The new endpoint would behave much the same as the OpenTelemetry Collector does in that it would simply forward the
received spans to the configured exporter_url.
service AuthService {
// The rest of the AuthService is omitted for clarity
// ExportSpans receives spans and forwards them to the configured exporter, if one is provided, otherwise it is a no-op.
rpc ExportSpan(ExportSpanRequest) returns (ExportSpanResponse) {}
}
message ExportSpanRequest {
// An array of OpenTelemetry [ResourceSpans](https://github.com/open-telemetry/opentelemetry-proto/blob/3c2915c01a9fb37abfc0415ec71247c4978386b0/opentelemetry/proto/trace/v1/trace.proto#L47).
repeated opentelemetry.proto.trace.v1.ResourceSpans resource_spans = 1;
}
message ExportSpanResponse {}By default, no spans will be captured and exported from the various tools mentioned above. In order to initiate collecting spans the
--trace flag must be explicitly provided. For example tsh --trace ssh root@ubuntu will capture and forward all spans
to the auth server for further propagation on to the telemetry backend. When the --trace flag is provided the sampling
rate will be set to 1, meaning record all spans. Teleport will respect the sampling rate of remote spans, meaning that
even if the configured sampling rate of Teleport is 0, when it receives a request which has a remote span already set
to be sampled, then all spans in response to said request will also be sampled and exported.
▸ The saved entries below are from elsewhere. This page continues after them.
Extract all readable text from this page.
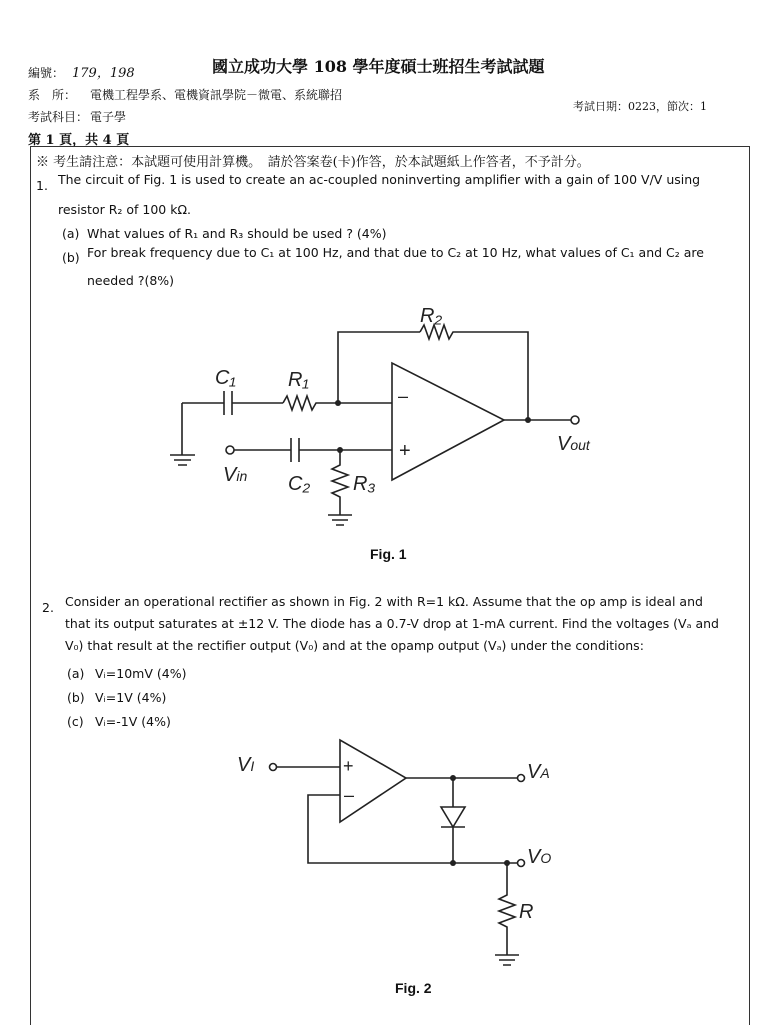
編號： 179，198	國立成功大學 108 學年度碩士班招生考試試題
系　所： 電機工程學系、電機資訊學院－微電、系統聯招
考試科目： 電子學
考試日期：0223，節次：1
第 1 頁，共 4 頁
※ 考生請注意：本試題可使用計算機。　請於答案卷(卡)作答，於本試題紙上作答者，不予計分。
1. The circuit of Fig. 1 is used to create an ac-coupled noninverting amplifier with a gain of 100 V/V using
resistor R₂ of 100 kΩ.
(a) What values of R₁ and R₃ should be used ? (4%)
(b) For break frequency due to C₁ at 100 Hz, and that due to C₂ at 10 Hz, what values of C₁ and C₂ are
needed ?(8%)
R₂
C₁	R₁
C₂ R₃
Vin
Vout
–
+
Fig. 1
2. Consider an operational rectifier as shown in Fig. 2 with R=1 kΩ. Assume that the op amp is ideal and
that its output saturates at ±12 V. The diode has a 0.7-V drop at 1-mA current. Find the voltages (Vₐ and
V₀) that result at the rectifier output (V₀) and at the opamp output (Vₐ) under the conditions:
(a) Vᵢ=10mV (4%)
(b) Vᵢ=1V (4%)
(c) Vᵢ=-1V (4%)
+
–
VI	VA
VO
R
Fig. 2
This allows the full trace
to be captured in response to --trace even if Teleport wouldn't have otherwise sampled the spans.
We could further limit the number of spans that got exported from the Auth server by requiring the user to have a certain role. Without having the role, the Auth server would log a warning and return instead of forwarding the spans on to the telemetry backend.
An optional --trace-exporter flag could also be provided to allow users to direct their traces to a particular exporter.
If not provided, and --trace was set then traces would be forwarded to the Auth server. Allowing users to supply their
own exporter could be helpful for debugging purposes when users want to use a file exporter.
Turning Teleport into a span forwarder could be misused by malicious users to potentially inject fake spans, or try and overwhelm the telemetry backend. Limiting who has the ability to exports spans to a particular role would reduce the attack surface.
All forwarded spans will have the identity that exported that spans added as the attribute teleport.forwarded.for. This
will allow an upstream collectors to potentially filter out spans.
As with logging, there is a potential to leak sensitive information in the span attributes and events.
Enabling tracing will be entirely opt-in by the user. When tracing is enabled it should be entirely transparent to all users. There may be some performance issues if the configured sampling rate is too high. For example, sampling 100% of the traces will cause every span originated to be recorded and exported. In a large and heavily used cluster that could result in a significant amount of data being exported.
In order to export spans from tctl, tsh and tbot they will need to forward them to the Auth server prior
to the command exiting. The number of spans generated client side should be small enough that flushing all the spans
prior to exit should not be noticeable to the user.